La dificultad en la presidencialización de los partidos políticos y las instituciones estatales estriba en el hecho básico de que el control sobre los votos de sus fracciones parlamentarias otorga a las cúpulas partidarias posibilidades reales de negociación e incluso de veto a la voluntad presidencial. Precisamente por ello, lo esperable es que las cúpulas partidarias muestren de aquí en adelante especial resistencia a ceder el control sobre las instituciones estatales, base sobre la cual se asienta su caudal de votos en el congreso federal y en los congresos locales. Una prueba sintomática a la capacidad de negociación presidencial será, sin duda, la designación actual de la plaza de consejero electoral del IFE vacante y la renovación de cuatro plazas más de consejeros hacia el mes de octubre.

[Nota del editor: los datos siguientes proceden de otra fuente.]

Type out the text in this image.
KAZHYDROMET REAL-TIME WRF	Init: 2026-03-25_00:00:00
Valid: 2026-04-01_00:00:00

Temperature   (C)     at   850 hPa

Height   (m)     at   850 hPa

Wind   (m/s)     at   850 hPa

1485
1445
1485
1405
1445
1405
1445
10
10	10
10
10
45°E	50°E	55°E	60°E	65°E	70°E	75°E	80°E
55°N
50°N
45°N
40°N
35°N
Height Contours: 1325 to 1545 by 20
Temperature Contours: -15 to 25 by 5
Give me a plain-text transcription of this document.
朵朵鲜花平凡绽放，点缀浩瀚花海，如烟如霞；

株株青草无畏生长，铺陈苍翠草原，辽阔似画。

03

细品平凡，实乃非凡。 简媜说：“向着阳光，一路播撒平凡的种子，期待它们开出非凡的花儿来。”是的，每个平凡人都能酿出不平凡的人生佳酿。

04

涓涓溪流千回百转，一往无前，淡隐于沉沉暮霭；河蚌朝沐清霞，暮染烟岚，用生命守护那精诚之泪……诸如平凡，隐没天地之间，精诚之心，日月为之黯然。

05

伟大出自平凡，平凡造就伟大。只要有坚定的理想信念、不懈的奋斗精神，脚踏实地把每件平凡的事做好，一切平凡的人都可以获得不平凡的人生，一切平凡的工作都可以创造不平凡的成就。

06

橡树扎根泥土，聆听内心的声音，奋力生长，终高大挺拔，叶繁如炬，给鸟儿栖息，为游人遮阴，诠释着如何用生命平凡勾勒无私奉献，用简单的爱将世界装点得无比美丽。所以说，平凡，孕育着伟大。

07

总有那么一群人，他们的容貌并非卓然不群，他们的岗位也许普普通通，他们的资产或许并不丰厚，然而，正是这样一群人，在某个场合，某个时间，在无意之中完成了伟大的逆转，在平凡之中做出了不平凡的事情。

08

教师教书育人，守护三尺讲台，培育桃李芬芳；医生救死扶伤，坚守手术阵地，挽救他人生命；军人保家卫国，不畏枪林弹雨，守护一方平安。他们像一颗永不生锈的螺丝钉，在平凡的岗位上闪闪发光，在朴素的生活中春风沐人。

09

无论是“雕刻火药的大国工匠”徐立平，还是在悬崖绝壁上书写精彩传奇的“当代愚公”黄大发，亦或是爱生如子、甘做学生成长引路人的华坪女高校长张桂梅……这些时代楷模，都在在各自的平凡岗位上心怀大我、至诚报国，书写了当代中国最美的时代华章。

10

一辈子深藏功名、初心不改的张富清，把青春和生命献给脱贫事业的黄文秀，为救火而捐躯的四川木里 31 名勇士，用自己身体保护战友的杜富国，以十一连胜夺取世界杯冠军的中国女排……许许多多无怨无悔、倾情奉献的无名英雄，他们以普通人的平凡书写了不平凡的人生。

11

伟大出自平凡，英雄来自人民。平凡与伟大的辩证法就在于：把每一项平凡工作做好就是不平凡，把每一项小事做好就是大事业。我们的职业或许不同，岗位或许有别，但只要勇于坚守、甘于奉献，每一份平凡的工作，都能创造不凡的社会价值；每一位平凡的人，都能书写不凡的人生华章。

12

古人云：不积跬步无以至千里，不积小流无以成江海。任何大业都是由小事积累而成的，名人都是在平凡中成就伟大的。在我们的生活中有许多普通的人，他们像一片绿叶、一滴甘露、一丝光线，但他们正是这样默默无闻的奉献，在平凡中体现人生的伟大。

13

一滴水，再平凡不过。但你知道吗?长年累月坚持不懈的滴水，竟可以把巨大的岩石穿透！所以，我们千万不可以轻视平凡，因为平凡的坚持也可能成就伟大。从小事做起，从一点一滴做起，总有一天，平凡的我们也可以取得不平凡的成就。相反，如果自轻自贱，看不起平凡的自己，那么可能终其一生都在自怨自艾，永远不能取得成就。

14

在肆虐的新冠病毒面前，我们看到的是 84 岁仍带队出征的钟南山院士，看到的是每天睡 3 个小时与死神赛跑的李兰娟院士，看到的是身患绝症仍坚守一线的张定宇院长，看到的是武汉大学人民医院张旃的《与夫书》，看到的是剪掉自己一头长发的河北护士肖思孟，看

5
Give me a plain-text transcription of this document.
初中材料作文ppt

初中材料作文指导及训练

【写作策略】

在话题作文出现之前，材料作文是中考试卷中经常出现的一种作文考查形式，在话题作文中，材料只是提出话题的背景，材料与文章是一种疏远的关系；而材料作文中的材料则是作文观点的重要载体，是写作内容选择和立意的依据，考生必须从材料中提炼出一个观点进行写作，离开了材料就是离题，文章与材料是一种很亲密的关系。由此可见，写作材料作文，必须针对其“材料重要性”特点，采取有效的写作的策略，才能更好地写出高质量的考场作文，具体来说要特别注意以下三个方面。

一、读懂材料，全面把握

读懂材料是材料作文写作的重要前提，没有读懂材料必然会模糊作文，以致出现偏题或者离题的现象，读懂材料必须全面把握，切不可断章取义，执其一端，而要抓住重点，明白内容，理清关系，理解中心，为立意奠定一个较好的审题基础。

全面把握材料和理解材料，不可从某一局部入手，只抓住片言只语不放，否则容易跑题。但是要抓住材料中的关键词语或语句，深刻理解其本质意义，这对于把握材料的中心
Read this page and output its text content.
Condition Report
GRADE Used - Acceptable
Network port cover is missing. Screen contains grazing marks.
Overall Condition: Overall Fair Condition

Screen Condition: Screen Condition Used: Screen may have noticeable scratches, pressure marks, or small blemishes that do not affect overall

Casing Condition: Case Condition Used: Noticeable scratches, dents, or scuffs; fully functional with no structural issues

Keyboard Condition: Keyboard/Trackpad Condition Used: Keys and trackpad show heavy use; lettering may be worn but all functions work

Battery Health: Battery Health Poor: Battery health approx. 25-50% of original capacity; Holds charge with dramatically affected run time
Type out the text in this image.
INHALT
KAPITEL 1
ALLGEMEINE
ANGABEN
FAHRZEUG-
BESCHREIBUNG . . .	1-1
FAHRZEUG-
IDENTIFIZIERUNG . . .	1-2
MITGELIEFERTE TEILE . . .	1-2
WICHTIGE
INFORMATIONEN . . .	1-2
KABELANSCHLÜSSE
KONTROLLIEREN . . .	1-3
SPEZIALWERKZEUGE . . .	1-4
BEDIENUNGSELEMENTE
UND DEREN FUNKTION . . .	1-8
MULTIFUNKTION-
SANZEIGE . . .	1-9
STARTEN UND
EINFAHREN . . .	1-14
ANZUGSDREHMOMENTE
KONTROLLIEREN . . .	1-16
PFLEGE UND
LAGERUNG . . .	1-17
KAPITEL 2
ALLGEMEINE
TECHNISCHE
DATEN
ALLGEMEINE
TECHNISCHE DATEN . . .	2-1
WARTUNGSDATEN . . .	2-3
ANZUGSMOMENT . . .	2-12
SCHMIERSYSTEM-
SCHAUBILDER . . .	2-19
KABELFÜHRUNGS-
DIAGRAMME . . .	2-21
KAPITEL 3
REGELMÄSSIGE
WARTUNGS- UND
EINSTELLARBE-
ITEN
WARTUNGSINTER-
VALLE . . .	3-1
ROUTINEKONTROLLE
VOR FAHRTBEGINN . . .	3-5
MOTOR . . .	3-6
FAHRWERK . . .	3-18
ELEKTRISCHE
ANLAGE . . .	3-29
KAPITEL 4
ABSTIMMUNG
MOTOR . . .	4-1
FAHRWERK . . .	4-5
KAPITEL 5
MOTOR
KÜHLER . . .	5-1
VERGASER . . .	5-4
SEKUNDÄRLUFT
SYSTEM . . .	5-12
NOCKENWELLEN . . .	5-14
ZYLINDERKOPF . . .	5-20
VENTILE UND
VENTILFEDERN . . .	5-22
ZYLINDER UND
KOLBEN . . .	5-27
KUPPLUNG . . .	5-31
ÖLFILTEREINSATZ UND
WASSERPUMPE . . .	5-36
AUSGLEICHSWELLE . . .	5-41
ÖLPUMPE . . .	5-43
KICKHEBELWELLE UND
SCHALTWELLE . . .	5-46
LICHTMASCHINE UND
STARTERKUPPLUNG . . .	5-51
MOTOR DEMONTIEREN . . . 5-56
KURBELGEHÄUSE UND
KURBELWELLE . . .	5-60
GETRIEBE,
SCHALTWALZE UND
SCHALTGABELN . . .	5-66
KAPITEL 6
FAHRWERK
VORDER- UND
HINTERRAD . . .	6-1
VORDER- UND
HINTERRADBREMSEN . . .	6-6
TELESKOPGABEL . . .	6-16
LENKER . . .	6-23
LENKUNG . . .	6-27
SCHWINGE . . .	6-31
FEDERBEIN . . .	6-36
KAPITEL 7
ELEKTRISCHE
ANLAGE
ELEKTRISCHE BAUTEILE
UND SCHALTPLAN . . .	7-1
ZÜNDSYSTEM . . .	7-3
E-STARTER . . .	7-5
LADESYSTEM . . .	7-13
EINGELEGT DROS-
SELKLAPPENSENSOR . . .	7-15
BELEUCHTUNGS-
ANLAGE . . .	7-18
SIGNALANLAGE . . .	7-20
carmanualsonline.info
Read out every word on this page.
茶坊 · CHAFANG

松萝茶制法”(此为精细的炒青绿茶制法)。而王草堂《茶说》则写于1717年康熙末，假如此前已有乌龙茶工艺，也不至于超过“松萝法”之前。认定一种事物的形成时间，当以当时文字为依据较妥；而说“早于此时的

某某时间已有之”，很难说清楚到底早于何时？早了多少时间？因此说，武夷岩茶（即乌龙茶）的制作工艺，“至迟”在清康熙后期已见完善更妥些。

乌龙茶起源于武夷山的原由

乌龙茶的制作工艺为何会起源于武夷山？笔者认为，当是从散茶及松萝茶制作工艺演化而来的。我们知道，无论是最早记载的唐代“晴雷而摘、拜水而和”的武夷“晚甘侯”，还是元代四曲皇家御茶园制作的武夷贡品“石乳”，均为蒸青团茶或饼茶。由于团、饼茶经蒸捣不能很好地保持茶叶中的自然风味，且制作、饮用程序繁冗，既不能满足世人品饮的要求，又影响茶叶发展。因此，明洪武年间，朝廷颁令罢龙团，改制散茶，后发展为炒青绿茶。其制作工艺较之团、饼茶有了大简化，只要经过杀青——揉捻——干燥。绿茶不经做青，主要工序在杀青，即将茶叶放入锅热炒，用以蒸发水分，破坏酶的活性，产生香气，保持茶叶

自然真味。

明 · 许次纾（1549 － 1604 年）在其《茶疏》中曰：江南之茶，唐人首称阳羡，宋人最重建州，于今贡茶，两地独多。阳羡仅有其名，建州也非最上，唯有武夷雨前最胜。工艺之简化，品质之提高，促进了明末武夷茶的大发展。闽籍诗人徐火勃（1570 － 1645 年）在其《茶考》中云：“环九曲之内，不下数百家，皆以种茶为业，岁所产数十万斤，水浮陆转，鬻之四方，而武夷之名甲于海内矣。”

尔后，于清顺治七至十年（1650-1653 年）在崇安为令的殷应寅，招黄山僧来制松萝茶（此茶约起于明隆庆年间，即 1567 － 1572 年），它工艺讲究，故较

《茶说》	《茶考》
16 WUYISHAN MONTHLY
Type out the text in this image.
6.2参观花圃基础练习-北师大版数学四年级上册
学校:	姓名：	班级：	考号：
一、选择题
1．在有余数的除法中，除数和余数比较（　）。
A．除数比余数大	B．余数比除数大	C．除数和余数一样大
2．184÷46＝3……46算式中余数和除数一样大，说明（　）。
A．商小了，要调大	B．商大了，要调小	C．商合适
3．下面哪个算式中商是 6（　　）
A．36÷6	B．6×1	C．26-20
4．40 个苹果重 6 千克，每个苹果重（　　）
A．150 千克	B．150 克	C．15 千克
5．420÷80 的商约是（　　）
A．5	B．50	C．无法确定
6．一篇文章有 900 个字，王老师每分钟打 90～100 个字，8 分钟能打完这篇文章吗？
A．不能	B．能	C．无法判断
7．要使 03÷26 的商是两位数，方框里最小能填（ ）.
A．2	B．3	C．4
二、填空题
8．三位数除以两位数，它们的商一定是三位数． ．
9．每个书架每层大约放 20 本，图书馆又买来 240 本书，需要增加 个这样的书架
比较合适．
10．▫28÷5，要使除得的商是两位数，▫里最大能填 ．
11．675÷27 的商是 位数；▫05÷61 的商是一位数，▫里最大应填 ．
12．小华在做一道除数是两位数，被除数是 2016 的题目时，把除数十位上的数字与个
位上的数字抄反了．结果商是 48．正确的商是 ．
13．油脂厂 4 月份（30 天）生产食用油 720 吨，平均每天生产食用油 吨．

Con independencia de los resultados que arroje la actual estrategia presidencial e incluso suponiendo sin conceder éxito pleno, la pregunta relevante, valga la analogía metafórica, es si el esquema de restauración presidencialista, dado un entorno político e institucional más complejo e incierto, puede servir de palanca y punto de apoyo para mover a México, como es voluntad manifiesta de EPN, desde sus cimientos.
Las premisas de teoría política que sirven de soporte a dicha pretensión movilizadora son fáciles de reconocer: la política es el centro de la sociedad y, por tanto, la sociedad en su conjunto es políticamente conducible y gobernable. El aroma y la deuda entre decimonónicas y del siglo pasado de dichas asunciones queda ahí. Las teorías sociales y politológicas de frontera así como la investigación empírica han echado suficiente luz sobre el carácter falaz y políticamente peligroso de las teorías de la gobernabilidad. ¿Será que el proyecto presidencialista de EPN, aún contrario como es a las reglas del saber y las experiencias políticas de frontera, logrará su cometido de transformar-mover a México? Francamente, lo dudo.
Una cuestión distinta es dilucidar las probabilidades y alcances propiamente políticos de la política-política de EPN, es decir, la viabilidad de forja de un régimen neopresidencialista. Al respecto, es indudable que sus logros en la materia durante los primeros cien días rebasan en mucho a los de sus tres antecesores. Lo peligroso y, a la vez, preocupante de dicha situación es que ello puede alimentar la falacia presidencialista de que un modelo principesco de gestión, carente de capacidades institucionales, puede transformar al Estado mexicano, en su conjunto. Para no ir muy lejos, dudo que pueda transformarse el sistema educativo sin la aceptación activa del profesorado; la economía sin el concurso activo de los medianos, pequeños y microempresarios; o la política, sin una voluntad nacional de cambio inspirada en lo que el ciudadano típico desea y anhela. En plena era global, con lo que ello significa, entre una visión de cambio neopresidencialista y una mesiánica o cuasi mesiánica, con el perdón de las brillantes y hoy ausentes plumas que siempre han visto en ello un peligro, no hay gran diferencia.